A couple of months ago I got an email sent to the CS students at UNAM about Microsoft recruiters coming to interview people who wanted to do an internship. The day before I spat out a résumé and decided to go. They did a presentation and asked some coding questions to the audience. Some guy got a Zune for answering something. I got a frisbee for participating…

A mexican Microsoft employee talked with me for about 30 seconds and then asked me to write code on a piece of paper to recognize a very simple regular expression. When I finished, he told me that I shouldn’t have used pseudocode. That if I made it to the next interview, it could kill me.

I didn’t feel very confident; wasn’t sure if I’d make it to the next step.

I got an email a couple of weeks later asking me to go to the Microsoft Mexico offices to be interviewed by someone called Manav. The interview, during which I had to write an algorithm to check if two rectangles collide, lasted around 25 minutes. Since I like making games, I have written that thing a thousand times; still, I got nervous and screwed up one of the cases. He told me and I had to correct it.
The interviewer was really nice. I told him that I recognized him; that I had googled him (In retrospect, maybe it would have been better to say I binged him =P). He asked me if I had any questions and all I could think to ask was “How did I do?”

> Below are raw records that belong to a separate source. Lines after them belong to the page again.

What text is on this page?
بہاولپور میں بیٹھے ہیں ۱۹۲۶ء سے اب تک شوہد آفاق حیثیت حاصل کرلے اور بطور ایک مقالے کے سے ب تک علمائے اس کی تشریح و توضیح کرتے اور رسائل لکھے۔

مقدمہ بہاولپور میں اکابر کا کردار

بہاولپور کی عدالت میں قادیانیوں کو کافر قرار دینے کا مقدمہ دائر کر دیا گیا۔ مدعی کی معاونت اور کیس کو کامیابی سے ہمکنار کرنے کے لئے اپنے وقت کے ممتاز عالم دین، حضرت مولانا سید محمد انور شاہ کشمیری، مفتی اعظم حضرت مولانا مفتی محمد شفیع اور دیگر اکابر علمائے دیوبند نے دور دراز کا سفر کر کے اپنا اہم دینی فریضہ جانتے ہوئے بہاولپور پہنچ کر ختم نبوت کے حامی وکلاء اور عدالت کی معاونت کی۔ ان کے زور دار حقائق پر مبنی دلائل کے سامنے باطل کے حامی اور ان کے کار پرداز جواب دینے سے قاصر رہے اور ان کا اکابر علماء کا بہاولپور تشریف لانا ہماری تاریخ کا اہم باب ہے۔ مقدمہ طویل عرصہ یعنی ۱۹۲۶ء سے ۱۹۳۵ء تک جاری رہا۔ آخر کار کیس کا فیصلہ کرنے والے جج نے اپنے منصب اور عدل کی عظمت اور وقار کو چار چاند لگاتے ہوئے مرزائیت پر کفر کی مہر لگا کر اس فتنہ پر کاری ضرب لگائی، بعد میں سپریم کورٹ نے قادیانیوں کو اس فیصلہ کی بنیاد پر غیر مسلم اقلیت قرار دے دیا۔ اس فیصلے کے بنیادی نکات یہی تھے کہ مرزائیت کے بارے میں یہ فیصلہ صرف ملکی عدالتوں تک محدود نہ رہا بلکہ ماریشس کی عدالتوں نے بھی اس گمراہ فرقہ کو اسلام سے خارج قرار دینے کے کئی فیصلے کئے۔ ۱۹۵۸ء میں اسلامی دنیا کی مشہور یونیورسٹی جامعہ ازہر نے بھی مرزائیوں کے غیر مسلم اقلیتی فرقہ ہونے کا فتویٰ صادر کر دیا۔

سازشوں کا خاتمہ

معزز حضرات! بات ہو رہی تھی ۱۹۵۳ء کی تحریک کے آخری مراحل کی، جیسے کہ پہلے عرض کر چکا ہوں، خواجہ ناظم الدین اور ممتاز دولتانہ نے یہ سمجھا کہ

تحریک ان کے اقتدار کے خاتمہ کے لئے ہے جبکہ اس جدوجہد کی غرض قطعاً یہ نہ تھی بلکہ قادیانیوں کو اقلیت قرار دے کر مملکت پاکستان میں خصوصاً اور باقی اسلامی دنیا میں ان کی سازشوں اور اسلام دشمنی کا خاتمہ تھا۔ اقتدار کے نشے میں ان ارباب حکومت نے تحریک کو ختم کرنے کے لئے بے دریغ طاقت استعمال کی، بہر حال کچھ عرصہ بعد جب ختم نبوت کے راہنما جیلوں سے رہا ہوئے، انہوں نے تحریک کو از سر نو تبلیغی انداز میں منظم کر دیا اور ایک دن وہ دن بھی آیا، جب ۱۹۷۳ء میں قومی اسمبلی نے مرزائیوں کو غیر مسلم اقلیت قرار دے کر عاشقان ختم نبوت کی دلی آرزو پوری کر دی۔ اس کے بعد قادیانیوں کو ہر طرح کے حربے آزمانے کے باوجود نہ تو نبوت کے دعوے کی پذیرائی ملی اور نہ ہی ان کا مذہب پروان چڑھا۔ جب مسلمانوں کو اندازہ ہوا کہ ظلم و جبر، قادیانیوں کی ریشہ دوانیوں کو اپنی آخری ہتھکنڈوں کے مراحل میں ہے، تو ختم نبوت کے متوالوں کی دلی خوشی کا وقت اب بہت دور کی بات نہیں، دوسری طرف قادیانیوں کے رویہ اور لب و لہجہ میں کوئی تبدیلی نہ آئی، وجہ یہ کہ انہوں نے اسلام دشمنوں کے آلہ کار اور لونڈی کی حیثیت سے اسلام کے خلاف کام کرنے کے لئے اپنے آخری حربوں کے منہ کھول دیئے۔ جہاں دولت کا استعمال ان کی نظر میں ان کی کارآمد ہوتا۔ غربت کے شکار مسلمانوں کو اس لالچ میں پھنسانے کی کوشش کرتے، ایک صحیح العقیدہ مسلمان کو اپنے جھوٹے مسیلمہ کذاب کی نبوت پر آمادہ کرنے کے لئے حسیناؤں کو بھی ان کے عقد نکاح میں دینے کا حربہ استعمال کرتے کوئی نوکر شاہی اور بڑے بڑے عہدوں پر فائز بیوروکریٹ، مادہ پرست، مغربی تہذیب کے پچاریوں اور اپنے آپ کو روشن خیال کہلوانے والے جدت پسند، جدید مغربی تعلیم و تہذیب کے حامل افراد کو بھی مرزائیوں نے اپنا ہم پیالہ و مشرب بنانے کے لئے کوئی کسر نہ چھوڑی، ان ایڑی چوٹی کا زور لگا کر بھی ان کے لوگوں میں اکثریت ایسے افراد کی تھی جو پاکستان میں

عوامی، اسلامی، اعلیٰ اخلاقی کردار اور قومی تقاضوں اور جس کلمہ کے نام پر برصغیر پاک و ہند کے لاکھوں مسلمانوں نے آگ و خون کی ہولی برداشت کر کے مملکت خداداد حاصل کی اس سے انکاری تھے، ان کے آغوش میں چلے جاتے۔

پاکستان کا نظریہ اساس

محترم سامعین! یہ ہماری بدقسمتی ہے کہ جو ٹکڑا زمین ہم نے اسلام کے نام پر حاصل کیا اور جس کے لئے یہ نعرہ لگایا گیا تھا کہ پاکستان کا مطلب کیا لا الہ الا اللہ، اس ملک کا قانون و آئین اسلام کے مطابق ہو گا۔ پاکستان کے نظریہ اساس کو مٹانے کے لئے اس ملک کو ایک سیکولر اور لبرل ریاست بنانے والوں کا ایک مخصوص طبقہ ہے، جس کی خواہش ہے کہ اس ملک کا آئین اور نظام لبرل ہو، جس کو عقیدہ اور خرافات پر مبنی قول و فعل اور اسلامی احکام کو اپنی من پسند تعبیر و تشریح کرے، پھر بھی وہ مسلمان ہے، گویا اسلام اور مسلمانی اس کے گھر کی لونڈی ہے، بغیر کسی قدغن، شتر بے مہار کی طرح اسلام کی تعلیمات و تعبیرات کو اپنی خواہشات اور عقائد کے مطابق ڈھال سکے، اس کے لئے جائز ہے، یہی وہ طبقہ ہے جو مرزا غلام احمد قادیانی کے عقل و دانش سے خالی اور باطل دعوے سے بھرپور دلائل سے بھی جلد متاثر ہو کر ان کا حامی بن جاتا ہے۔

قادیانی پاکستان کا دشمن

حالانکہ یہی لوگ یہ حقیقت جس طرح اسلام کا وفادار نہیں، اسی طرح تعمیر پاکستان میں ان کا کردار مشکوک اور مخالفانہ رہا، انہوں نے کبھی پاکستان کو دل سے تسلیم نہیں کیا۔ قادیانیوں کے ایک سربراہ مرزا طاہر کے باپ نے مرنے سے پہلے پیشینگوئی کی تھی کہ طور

It took them a while (more than a month) to send me an email. An hour ago I got one inviting me to Puerto Vallarta to be interviewed once again next week. I wasn’t sure about it, since I told him that I was a graphics geek and then had trouble writing in the whiteboard one of the most common things to write in graphics. Still, I landed the interview and I am feeling confident that I can do well.

It is the last week of my school term, so this means that starting today my time will be mostly spent practicing Topcoder problems, and not so much studying and doing homework. I may have to speak to a teacher to take the exam/turn in the homework after the interview.

I really hope to get hired. It would be an amazing experience.